Tentacles and spines
In the upper part of the trunk it had seven pairs of spines, and on the sides of the ventral area it had seven pairs of tentacles. The spines were made up of one or four ringed elements and were covered by tiny triangular-shaped scales.
These structures had plates at the base that make them inflexible. Due to this, it is estimated that they were used as defense organs against the attack of any predator that was in the area.
The ventral tentacles were thin and soft; each had a small retractable claw at its distal end. It is thought that these tubular appendages were used to move, for which they were helped with the claws.
The space between the spines and the legs does not show any significant variation. Those found in the spinal column are displaced forward, so that the pair of hind legs did not have a corresponding pair of spines on it.
In the anterior ventral area, in the upper part of the thorax, it had other pairs of tentacles. These were smaller and thinner than the legs, in addition to lacking claws.
The Hallucigenia probably used them to grab food or other particles and put them in the mouth. It was also hypothesized that they served to fix her body to the soft surfaces where she lived.

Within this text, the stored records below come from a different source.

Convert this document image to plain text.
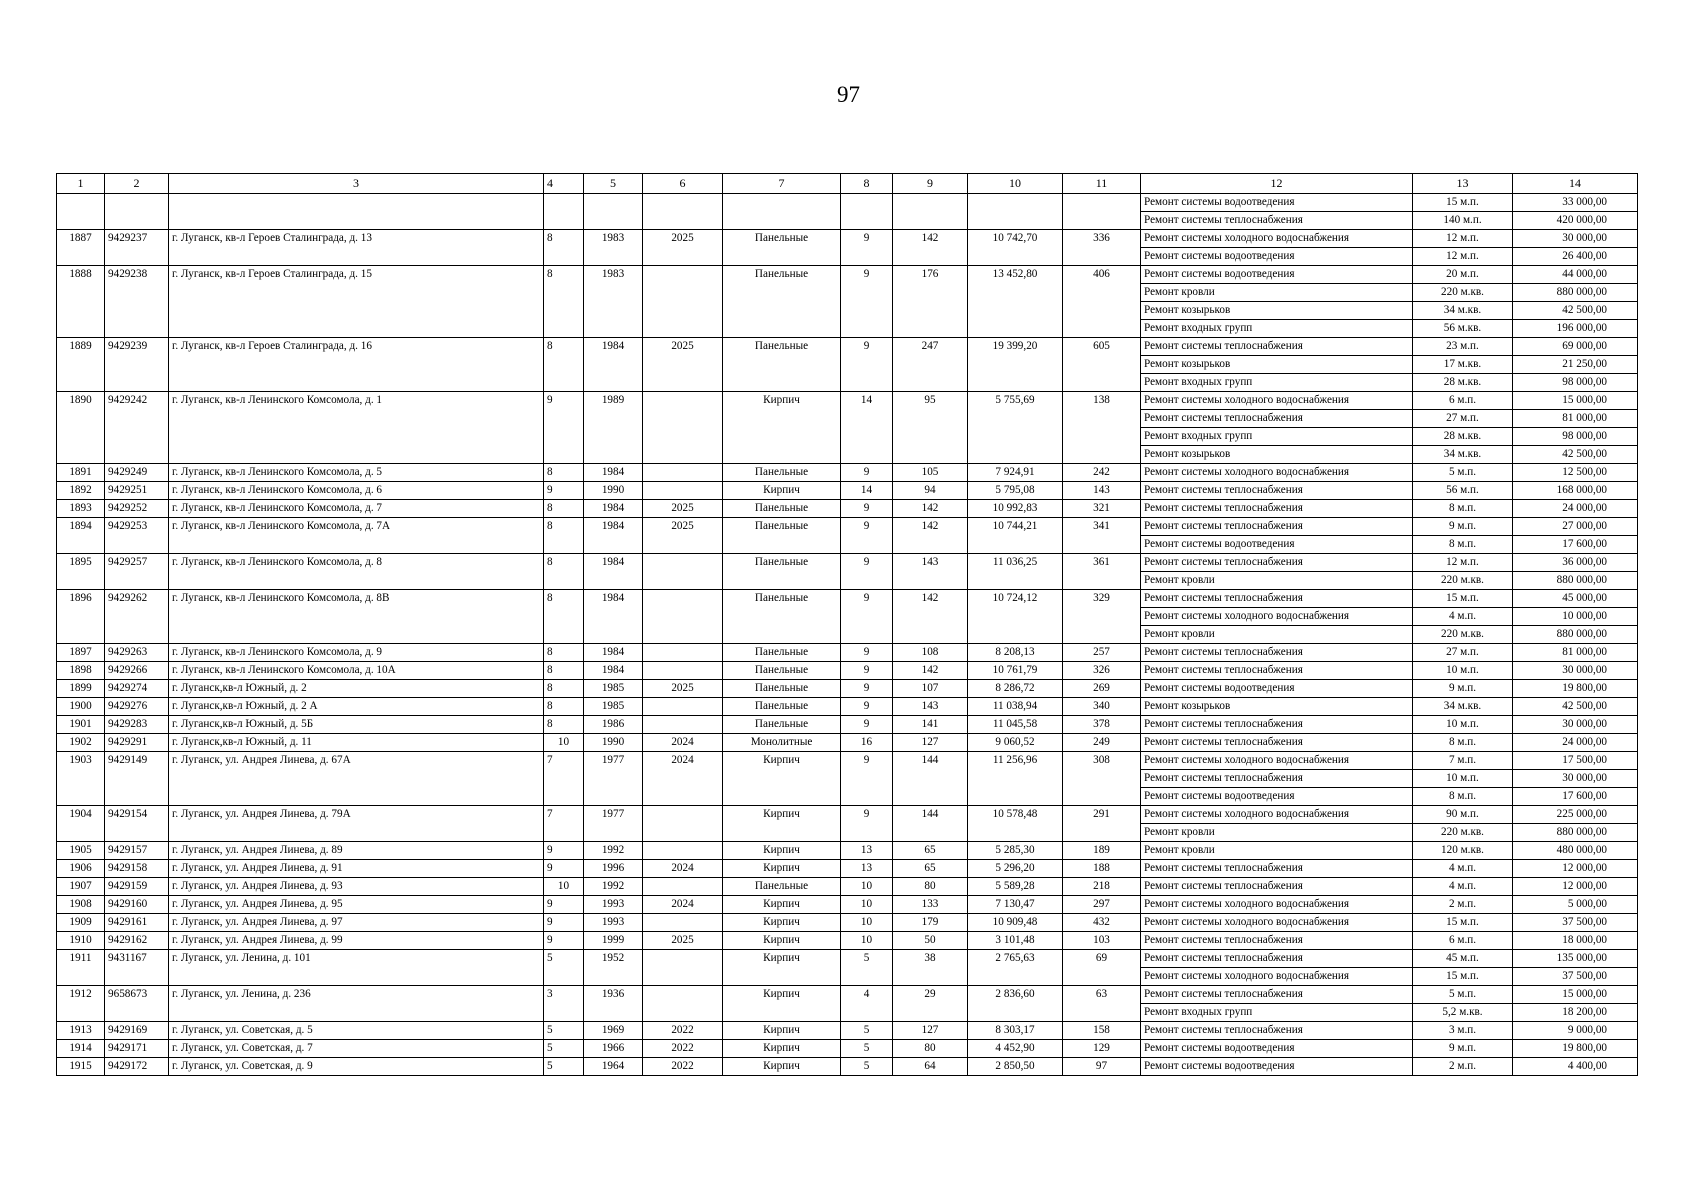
97
1	2	3	4	5	6	7	8	9	10	11	12	13	14
											Ремонт системы водоотведения	15 м.п.	33 000,00
											Ремонт системы теплоснабжения	140 м.п.	420 000,00
1887	9429237	г. Луганск, кв-л Героев Сталинграда, д. 13	8	1983	2025	Панельные	9	142	10 742,70	336	Ремонт системы холодного водоснабжения	12 м.п.	30 000,00
											Ремонт системы водоотведения	12 м.п.	26 400,00
1888	9429238	г. Луганск, кв-л Героев Сталинграда, д. 15	8	1983		Панельные	9	176	13 452,80	406	Ремонт системы водоотведения	20 м.п.	44 000,00
											Ремонт кровли	220 м.кв.	880 000,00
											Ремонт козырьков	34 м.кв.	42 500,00
											Ремонт входных групп	56 м.кв.	196 000,00
1889	9429239	г. Луганск, кв-л Героев Сталинграда, д. 16	8	1984	2025	Панельные	9	247	19 399,20	605	Ремонт системы теплоснабжения	23 м.п.	69 000,00
											Ремонт козырьков	17 м.кв.	21 250,00
											Ремонт входных групп	28 м.кв.	98 000,00
1890	9429242	г. Луганск, кв-л Ленинского Комсомола, д. 1	9	1989		Кирпич	14	95	5 755,69	138	Ремонт системы холодного водоснабжения	6 м.п.	15 000,00
											Ремонт системы теплоснабжения	27 м.п.	81 000,00
											Ремонт входных групп	28 м.кв.	98 000,00
											Ремонт козырьков	34 м.кв.	42 500,00
1891	9429249	г. Луганск, кв-л Ленинского Комсомола, д. 5	8	1984		Панельные	9	105	7 924,91	242	Ремонт системы холодного водоснабжения	5 м.п.	12 500,00
1892	9429251	г. Луганск, кв-л Ленинского Комсомола, д. 6	9	1990		Кирпич	14	94	5 795,08	143	Ремонт системы теплоснабжения	56 м.п.	168 000,00
1893	9429252	г. Луганск, кв-л Ленинского Комсомола, д. 7	8	1984	2025	Панельные	9	142	10 992,83	321	Ремонт системы теплоснабжения	8 м.п.	24 000,00
1894	9429253	г. Луганск, кв-л Ленинского Комсомола, д. 7А	8	1984	2025	Панельные	9	142	10 744,21	341	Ремонт системы теплоснабжения	9 м.п.	27 000,00
											Ремонт системы водоотведения	8 м.п.	17 600,00
1895	9429257	г. Луганск, кв-л Ленинского Комсомола, д. 8	8	1984		Панельные	9	143	11 036,25	361	Ремонт системы теплоснабжения	12 м.п.	36 000,00
											Ремонт кровли	220 м.кв.	880 000,00
1896	9429262	г. Луганск, кв-л Ленинского Комсомола, д. 8В	8	1984		Панельные	9	142	10 724,12	329	Ремонт системы теплоснабжения	15 м.п.	45 000,00
											Ремонт системы холодного водоснабжения	4 м.п.	10 000,00
											Ремонт кровли	220 м.кв.	880 000,00
1897	9429263	г. Луганск, кв-л Ленинского Комсомола, д. 9	8	1984		Панельные	9	108	8 208,13	257	Ремонт системы теплоснабжения	27 м.п.	81 000,00
1898	9429266	г. Луганск, кв-л Ленинского Комсомола, д. 10А	8	1984		Панельные	9	142	10 761,79	326	Ремонт системы теплоснабжения	10 м.п.	30 000,00
1899	9429274	г. Луганск,кв-л Южный, д. 2	8	1985	2025	Панельные	9	107	8 286,72	269	Ремонт системы водоотведения	9 м.п.	19 800,00
1900	9429276	г. Луганск,кв-л Южный, д. 2 А	8	1985		Панельные	9	143	11 038,94	340	Ремонт козырьков	34 м.кв.	42 500,00
1901	9429283	г. Луганск,кв-л Южный, д. 5Б	8	1986		Панельные	9	141	11 045,58	378	Ремонт системы теплоснабжения	10 м.п.	30 000,00
1902	9429291	г. Луганск,кв-л Южный, д. 11	10	1990	2024	Монолитные	16	127	9 060,52	249	Ремонт системы теплоснабжения	8 м.п.	24 000,00
1903	9429149	г. Луганск, ул. Андрея Линева, д. 67А	7	1977	2024	Кирпич	9	144	11 256,96	308	Ремонт системы холодного водоснабжения	7 м.п.	17 500,00
											Ремонт системы теплоснабжения	10 м.п.	30 000,00
											Ремонт системы водоотведения	8 м.п.	17 600,00
1904	9429154	г. Луганск, ул. Андрея Линева, д. 79А	7	1977		Кирпич	9	144	10 578,48	291	Ремонт системы холодного водоснабжения	90 м.п.	225 000,00
											Ремонт кровли	220 м.кв.	880 000,00
1905	9429157	г. Луганск, ул. Андрея Линева, д. 89	9	1992		Кирпич	13	65	5 285,30	189	Ремонт кровли	120 м.кв.	480 000,00
1906	9429158	г. Луганск, ул. Андрея Линева, д. 91	9	1996	2024	Кирпич	13	65	5 296,20	188	Ремонт системы теплоснабжения	4 м.п.	12 000,00
1907	9429159	г. Луганск, ул. Андрея Линева, д. 93	10	1992		Панельные	10	80	5 589,28	218	Ремонт системы теплоснабжения	4 м.п.	12 000,00
1908	9429160	г. Луганск, ул. Андрея Линева, д. 95	9	1993	2024	Кирпич	10	133	7 130,47	297	Ремонт системы холодного водоснабжения	2 м.п.	5 000,00
1909	9429161	г. Луганск, ул. Андрея Линева, д. 97	9	1993		Кирпич	10	179	10 909,48	432	Ремонт системы холодного водоснабжения	15 м.п.	37 500,00
1910	9429162	г. Луганск, ул. Андрея Линева, д. 99	9	1999	2025	Кирпич	10	50	3 101,48	103	Ремонт системы теплоснабжения	6 м.п.	18 000,00
1911	9431167	г. Луганск, ул. Ленина, д. 101	5	1952		Кирпич	5	38	2 765,63	69	Ремонт системы теплоснабжения	45 м.п.	135 000,00
											Ремонт системы холодного водоснабжения	15 м.п.	37 500,00
1912	9658673	г. Луганск, ул. Ленина, д. 236	3	1936		Кирпич	4	29	2 836,60	63	Ремонт системы теплоснабжения	5 м.п.	15 000,00
											Ремонт входных групп	5,2 м.кв.	18 200,00
1913	9429169	г. Луганск, ул. Советская, д. 5	5	1969	2022	Кирпич	5	127	8 303,17	158	Ремонт системы теплоснабжения	3 м.п.	9 000,00
1914	9429171	г. Луганск, ул. Советская, д. 7	5	1966	2022	Кирпич	5	80	4 452,90	129	Ремонт системы водоотведения	9 м.п.	19 800,00
1915	9429172	г. Луганск, ул. Советская, д. 9	5	1964	2022	Кирпич	5	64	2 850,50	97	Ремонт системы водоотведения	2 м.п.	4 400,00
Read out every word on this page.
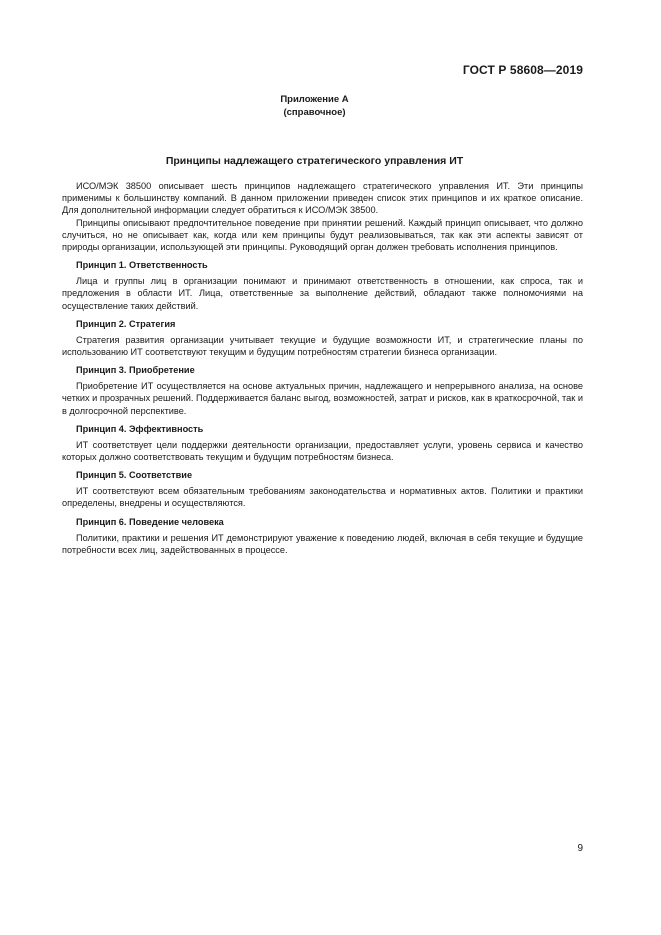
ГОСТ Р 58608—2019
Приложение А
(справочное)
Принципы надлежащего стратегического управления ИТ

ИСО/МЭК 38500 описывает шесть принципов надлежащего стратегического управления ИТ. Эти принципы применимы к большинству компаний. В данном приложении приведен список этих принципов и их краткое описание. Для дополнительной информации следует обратиться к ИСО/МЭК 38500.

Принципы описывают предпочтительное поведение при принятии решений. Каждый принцип описывает, что должно случиться, но не описывает как, когда или кем принципы будут реализовываться, так как эти аспекты зависят от природы организации, использующей эти принципы. Руководящий орган должен требовать исполнения принципов.

Принцип 1. Ответственность

Лица и группы лиц в организации понимают и принимают ответственность в отношении, как спроса, так и предложения в области ИТ. Лица, ответственные за выполнение действий, обладают также полномочиями на осуществление таких действий.

Принцип 2. Стратегия

Стратегия развития организации учитывает текущие и будущие возможности ИТ, и стратегические планы по использованию ИТ соответствуют текущим и будущим потребностям стратегии бизнеса организации.

Принцип 3. Приобретение

Приобретение ИТ осуществляется на основе актуальных причин, надлежащего и непрерывного анализа, на основе четких и прозрачных решений. Поддерживается баланс выгод, возможностей, затрат и рисков, как в краткосрочной, так и в долгосрочной перспективе.

Принцип 4. Эффективность

ИТ соответствует цели поддержки деятельности организации, предоставляет услуги, уровень сервиса и качество которых должно соответствовать текущим и будущим потребностям бизнеса.

Принцип 5. Соответствие

ИТ соответствуют всем обязательным требованиям законодательства и нормативных актов. Политики и практики определены, внедрены и осуществляются.

Принцип 6. Поведение человека

Политики, практики и решения ИТ демонстрируют уважение к поведению людей, включая в себя текущие и будущие потребности всех лиц, задействованных в процессе.

9
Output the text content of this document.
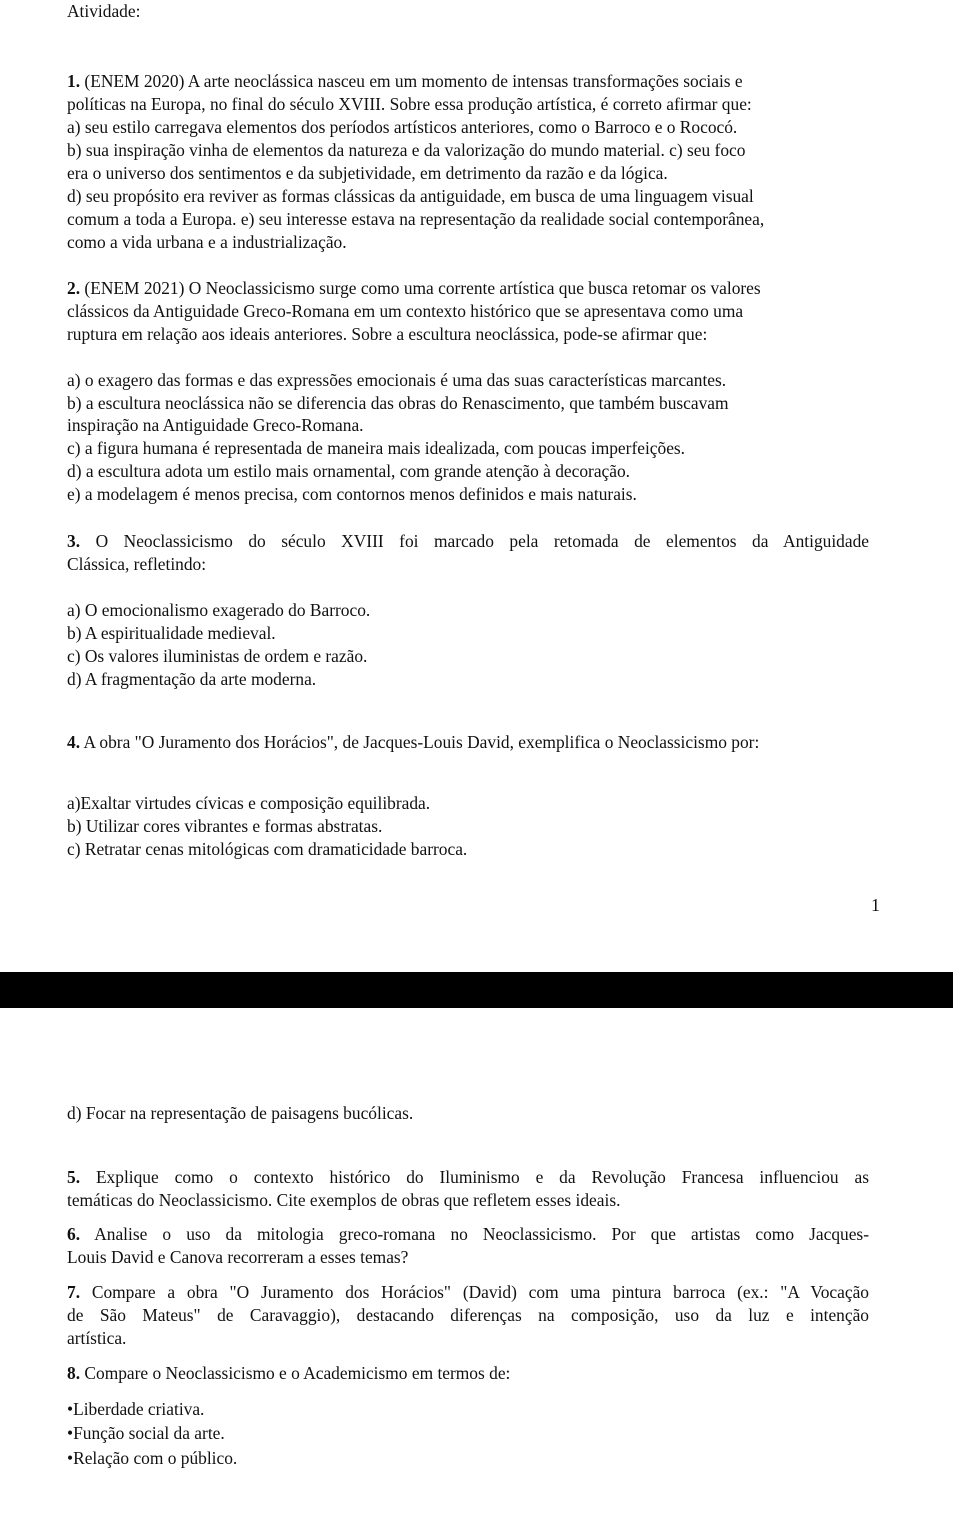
Atividade:
1. (ENEM 2020) A arte neoclássica nasceu em um momento de intensas transformações sociais e
políticas na Europa, no final do século XVIII. Sobre essa produção artística, é correto afirmar que:
a) seu estilo carregava elementos dos períodos artísticos anteriores, como o Barroco e o Rococó.
b) sua inspiração vinha de elementos da natureza e da valorização do mundo material. c) seu foco
era o universo dos sentimentos e da subjetividade, em detrimento da razão e da lógica.
d) seu propósito era reviver as formas clássicas da antiguidade, em busca de uma linguagem visual
comum a toda a Europa. e) seu interesse estava na representação da realidade social contemporânea,
como a vida urbana e a industrialização.
2. (ENEM 2021) O Neoclassicismo surge como uma corrente artística que busca retomar os valores
clássicos da Antiguidade Greco-Romana em um contexto histórico que se apresentava como uma
ruptura em relação aos ideais anteriores. Sobre a escultura neoclássica, pode-se afirmar que:
a) o exagero das formas e das expressões emocionais é uma das suas características marcantes.
b) a escultura neoclássica não se diferencia das obras do Renascimento, que também buscavam
inspiração na Antiguidade Greco-Romana.
c) a figura humana é representada de maneira mais idealizada, com poucas imperfeições.
d) a escultura adota um estilo mais ornamental, com grande atenção à decoração.
e) a modelagem é menos precisa, com contornos menos definidos e mais naturais.
3. O Neoclassicismo do século XVIII foi marcado pela retomada de elementos da Antiguidade
Clássica, refletindo:
a) O emocionalismo exagerado do Barroco.
b) A espiritualidade medieval.
c) Os valores iluministas de ordem e razão.
d) A fragmentação da arte moderna.
4. A obra "O Juramento dos Horácios", de Jacques-Louis David, exemplifica o Neoclassicismo por:
a)Exaltar virtudes cívicas e composição equilibrada.
b) Utilizar cores vibrantes e formas abstratas.
c) Retratar cenas mitológicas com dramaticidade barroca.
1
d) Focar na representação de paisagens bucólicas.
5. Explique como o contexto histórico do Iluminismo e da Revolução Francesa influenciou as
temáticas do Neoclassicismo. Cite exemplos de obras que refletem esses ideais.
6. Analise o uso da mitologia greco-romana no Neoclassicismo. Por que artistas como Jacques-
Louis David e Canova recorreram a esses temas?
7. Compare a obra "O Juramento dos Horácios" (David) com uma pintura barroca (ex.: "A Vocação
de São Mateus" de Caravaggio), destacando diferenças na composição, uso da luz e intenção
artística.
8. Compare o Neoclassicismo e o Academicismo em termos de:
•Liberdade criativa.
•Função social da arte.
•Relação com o público.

- Smith, Martin (2011). Fossil Focus – Hallucigenia and the evolution of animal body plans. Palaeontology Online. Recovered from palaeontologyonline.com.
- Becky Ferreira (2015). Massive Spikes, Neck Tentacles, and Two Mouths: Hallucigenia, Everybody. Motherboard. Recovered from motherboard.vice.com
- Martin R. Smith, Javier Ortega-Hernández (2014). Hallucigenia’s onychophoran-like claws and the case for Tactopoda. Recovered from core.ac.uk.
- Burgess shale (2011). Hallucigenia sparsa. Royal Ontario Museum. Recovered from burgess-shale.rom.on.ca.
- Arielle Duhaume-Ross (2015). After 50 years, scientists discover head of the insane Hallucigenia ‘worm’. Recovered from theverge.com
- Stephanie Pappas (2015). 500-Million-Year-Old ‘Smiling’ Worm Rears Its Head. Lives cience. Recovered from livescience.com.
- Cienna Lyon (2015). Paleontology’s Strangest Fossil Finally Explained.The evolution institute. Recovered from evolution-institute.org.